Wozniak describes the “miraculous” treatment of papers recovered inside of suitcases. Stacks of paper were freeze-dried so pages could be separated and bathed in a chemical solution to reduce and remove sulfides that had blackened them in their time underwater. Before her eyes, she saw one stack revealed to be letters—love letters. Along with a colleague at LP3, she read the letters, wondering if their author had ever returned to his paramour. “It brought tears to my eyes,” Wozniak recounts.
Given the fact that more than 1,500 passengers and crew members died when the ship sank, so many of the artifacts recovered from the wreck carry a similar emotional weight. A gold pocketwatch was returned in 1993 to Edith Haisman, who had survived in a lifeboat at age 16. It had been her father’s; the last time she had seen it was 81 years earlier when he was waving to her from the deck of the sinking ship.

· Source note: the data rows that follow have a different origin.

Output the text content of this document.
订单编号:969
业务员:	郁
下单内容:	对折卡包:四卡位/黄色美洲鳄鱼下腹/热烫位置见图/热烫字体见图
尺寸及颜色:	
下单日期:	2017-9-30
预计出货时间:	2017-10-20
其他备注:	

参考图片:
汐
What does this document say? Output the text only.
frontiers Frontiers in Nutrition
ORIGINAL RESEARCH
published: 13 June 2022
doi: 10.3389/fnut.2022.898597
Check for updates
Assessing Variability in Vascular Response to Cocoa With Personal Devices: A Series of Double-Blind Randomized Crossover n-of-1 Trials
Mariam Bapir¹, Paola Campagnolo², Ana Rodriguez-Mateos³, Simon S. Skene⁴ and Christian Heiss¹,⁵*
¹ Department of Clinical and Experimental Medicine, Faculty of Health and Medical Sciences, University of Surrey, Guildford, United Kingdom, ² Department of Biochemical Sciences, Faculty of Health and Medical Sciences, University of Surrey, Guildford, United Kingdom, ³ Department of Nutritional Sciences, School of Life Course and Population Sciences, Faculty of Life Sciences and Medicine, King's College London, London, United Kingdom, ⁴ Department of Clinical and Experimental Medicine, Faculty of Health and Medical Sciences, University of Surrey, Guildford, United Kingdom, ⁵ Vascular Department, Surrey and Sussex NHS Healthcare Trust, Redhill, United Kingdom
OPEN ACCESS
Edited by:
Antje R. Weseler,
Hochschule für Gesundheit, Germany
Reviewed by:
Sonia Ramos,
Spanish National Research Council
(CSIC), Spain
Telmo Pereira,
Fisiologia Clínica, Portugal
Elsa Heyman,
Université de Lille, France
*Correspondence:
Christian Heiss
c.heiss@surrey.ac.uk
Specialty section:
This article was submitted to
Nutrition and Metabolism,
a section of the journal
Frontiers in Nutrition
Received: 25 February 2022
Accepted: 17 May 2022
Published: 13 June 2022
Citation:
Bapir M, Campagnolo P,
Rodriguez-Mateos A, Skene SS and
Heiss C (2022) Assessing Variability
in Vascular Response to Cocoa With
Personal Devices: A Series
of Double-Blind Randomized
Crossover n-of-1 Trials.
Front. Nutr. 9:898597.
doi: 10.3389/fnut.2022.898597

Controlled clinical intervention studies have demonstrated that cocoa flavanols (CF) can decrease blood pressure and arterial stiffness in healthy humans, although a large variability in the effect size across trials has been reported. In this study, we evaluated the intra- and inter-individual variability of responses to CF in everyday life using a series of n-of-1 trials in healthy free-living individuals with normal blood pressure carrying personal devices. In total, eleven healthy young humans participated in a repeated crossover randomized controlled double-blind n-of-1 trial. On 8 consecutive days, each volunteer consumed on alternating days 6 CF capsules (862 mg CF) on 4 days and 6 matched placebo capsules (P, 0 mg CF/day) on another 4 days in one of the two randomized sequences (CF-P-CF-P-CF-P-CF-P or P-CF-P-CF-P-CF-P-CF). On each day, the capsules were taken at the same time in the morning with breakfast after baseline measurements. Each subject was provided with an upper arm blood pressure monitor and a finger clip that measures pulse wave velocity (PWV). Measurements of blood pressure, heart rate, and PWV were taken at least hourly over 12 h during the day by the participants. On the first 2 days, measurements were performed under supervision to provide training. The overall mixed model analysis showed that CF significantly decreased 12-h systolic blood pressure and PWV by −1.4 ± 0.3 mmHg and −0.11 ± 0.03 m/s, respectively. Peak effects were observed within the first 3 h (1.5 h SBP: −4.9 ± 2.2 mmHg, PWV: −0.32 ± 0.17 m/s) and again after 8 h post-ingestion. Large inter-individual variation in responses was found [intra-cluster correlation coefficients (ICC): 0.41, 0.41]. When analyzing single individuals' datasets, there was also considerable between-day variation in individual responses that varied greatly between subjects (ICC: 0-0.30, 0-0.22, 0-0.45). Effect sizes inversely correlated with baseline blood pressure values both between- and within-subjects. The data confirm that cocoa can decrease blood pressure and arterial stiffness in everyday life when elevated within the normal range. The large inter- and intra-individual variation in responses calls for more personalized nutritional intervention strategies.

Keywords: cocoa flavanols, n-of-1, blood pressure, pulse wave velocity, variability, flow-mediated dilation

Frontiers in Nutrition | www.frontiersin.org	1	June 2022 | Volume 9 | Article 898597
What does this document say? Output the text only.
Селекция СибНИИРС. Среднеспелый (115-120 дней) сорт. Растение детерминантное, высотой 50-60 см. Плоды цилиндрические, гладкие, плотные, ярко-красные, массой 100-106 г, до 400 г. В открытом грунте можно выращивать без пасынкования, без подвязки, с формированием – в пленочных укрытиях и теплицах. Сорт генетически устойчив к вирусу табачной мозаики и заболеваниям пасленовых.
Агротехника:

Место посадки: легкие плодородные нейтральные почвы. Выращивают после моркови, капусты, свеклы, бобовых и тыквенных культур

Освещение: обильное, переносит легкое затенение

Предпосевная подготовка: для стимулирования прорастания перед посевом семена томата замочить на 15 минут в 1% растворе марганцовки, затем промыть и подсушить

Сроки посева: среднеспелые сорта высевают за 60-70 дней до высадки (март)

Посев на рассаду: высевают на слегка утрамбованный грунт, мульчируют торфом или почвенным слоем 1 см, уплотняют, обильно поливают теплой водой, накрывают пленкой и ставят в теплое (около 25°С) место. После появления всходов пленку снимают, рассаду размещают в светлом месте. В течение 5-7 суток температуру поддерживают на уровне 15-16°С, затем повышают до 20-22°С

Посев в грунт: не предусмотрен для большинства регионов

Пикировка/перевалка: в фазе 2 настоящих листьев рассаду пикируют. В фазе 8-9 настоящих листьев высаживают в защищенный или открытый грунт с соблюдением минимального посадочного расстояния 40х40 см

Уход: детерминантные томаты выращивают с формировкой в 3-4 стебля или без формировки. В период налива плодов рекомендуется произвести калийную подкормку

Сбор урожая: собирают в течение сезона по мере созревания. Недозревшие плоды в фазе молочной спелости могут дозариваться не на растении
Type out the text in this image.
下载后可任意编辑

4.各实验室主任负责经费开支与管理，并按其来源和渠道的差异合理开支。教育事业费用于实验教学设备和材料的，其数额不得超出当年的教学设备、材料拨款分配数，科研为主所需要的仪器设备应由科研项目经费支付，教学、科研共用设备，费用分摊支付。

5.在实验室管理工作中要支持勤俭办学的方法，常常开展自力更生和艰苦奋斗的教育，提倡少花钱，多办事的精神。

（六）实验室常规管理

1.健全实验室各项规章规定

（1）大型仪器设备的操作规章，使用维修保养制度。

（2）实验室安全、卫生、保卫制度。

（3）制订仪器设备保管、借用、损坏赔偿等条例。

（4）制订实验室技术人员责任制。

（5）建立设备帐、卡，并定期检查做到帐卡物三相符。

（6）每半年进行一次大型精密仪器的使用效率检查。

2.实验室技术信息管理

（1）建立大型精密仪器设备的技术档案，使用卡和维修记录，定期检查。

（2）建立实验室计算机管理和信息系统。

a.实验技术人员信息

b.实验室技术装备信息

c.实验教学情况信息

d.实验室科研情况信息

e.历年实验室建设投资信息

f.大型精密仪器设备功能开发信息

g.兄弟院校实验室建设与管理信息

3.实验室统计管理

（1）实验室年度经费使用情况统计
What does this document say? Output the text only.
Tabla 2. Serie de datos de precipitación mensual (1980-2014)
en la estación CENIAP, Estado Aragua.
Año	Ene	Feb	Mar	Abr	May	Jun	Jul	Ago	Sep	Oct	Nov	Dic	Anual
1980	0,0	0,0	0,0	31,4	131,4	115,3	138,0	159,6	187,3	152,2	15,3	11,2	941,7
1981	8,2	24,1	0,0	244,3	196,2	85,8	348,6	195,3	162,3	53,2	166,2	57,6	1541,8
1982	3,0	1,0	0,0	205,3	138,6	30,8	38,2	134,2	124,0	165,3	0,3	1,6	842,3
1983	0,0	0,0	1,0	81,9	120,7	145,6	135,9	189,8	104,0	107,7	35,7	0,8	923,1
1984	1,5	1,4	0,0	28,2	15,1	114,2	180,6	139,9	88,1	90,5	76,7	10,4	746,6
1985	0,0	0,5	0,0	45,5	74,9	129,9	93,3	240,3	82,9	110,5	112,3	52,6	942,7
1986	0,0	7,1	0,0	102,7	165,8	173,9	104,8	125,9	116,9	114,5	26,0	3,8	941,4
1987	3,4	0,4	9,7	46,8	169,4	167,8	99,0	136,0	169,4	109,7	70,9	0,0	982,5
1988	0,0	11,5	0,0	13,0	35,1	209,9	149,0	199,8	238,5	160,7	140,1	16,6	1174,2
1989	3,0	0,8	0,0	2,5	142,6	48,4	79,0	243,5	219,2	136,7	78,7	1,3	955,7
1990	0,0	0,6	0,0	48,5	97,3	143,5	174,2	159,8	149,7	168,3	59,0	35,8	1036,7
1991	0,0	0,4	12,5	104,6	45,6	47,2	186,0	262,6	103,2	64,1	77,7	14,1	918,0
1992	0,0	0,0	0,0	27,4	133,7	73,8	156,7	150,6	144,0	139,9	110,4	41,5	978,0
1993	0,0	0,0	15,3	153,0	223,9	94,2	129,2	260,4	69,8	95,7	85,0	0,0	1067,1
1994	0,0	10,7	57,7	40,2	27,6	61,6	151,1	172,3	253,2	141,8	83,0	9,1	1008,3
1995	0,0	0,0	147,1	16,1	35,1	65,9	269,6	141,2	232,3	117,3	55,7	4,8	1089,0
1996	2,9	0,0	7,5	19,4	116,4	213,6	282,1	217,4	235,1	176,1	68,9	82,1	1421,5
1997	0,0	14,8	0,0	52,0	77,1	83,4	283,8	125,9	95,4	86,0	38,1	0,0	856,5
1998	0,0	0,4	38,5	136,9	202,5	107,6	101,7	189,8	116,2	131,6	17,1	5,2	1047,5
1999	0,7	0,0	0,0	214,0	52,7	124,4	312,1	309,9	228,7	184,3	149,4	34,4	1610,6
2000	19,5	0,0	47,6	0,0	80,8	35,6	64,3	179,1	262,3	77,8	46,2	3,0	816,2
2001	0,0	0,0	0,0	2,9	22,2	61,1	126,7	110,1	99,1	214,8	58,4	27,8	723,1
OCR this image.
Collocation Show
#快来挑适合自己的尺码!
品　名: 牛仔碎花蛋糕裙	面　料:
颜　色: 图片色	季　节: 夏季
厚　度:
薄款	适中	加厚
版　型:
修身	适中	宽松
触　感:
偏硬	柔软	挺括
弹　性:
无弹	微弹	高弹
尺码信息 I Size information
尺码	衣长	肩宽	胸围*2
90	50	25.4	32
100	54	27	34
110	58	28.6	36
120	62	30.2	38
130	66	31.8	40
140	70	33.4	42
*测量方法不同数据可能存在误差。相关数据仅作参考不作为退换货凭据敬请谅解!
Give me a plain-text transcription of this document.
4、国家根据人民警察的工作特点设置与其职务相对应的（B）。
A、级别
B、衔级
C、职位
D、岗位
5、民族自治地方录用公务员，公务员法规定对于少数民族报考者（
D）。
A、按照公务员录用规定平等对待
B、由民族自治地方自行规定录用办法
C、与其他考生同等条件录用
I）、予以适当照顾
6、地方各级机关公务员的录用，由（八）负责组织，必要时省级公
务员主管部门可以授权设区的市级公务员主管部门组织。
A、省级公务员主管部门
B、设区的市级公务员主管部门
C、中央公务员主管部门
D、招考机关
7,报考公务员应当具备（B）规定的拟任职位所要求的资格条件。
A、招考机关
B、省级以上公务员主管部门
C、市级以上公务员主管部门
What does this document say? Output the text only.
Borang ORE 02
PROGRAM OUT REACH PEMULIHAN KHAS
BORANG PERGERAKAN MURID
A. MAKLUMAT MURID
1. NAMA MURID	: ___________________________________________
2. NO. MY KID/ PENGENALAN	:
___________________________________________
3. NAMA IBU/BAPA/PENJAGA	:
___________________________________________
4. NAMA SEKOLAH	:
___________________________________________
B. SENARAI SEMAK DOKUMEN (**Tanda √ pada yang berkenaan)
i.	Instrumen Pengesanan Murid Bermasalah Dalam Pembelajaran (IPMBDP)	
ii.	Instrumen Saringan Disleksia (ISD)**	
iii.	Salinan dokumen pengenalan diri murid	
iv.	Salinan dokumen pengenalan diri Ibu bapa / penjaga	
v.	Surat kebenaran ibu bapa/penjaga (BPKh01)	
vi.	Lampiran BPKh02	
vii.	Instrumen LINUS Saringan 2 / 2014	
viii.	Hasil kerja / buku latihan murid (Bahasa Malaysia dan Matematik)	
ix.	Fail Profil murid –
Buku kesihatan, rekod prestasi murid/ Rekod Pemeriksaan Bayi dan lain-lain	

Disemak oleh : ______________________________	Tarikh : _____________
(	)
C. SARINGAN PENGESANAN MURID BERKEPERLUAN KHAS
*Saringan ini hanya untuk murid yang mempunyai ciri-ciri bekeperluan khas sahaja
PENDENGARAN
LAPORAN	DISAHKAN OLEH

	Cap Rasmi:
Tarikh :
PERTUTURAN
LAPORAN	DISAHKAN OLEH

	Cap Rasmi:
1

As a conservator, Wozniak says she hopes her work can preserve for future generations the love letters and pocket watches that offer people a connection to such a specific time and place.
Each object brings its own challenges. After the cork popped on a full bottle of champagne once it was recovered, Wozniak knew she needed six people standing by to secure the corks on the half-dozen other bottles. One of those bottles is part of the exhibition at Carnegie Science Center.
At LP3, organic materials like paper, wood, textiles, and leather were prioritized to reduce corrosion that would make them brittle. Hydrolyzed components of these artifacts had to be replaced so their structures had the necessary support to be removed from water baths in order to mitigate biological damage. Metal objects, meanwhile, needed to be placed in an alkali solution to be desalinated without further risk of corrosion. Depending on the metal, an artifact’s surface was treated, dried, and coated to protect against future corrosion.
No matter the artifact, the guiding principle was to stabilize it and preserve as much of the history of the shipwreck as possible, so the world could see an honest representation of what remained.
“If you do your job well, people don’t know that you did it at all. It shouldn’t show,” Wozniak says. “Conservation may be somewhat of a thankless profession, but in the end our thanks is that the objects are still surviving and they’re still stable and they’re still here for future generations.”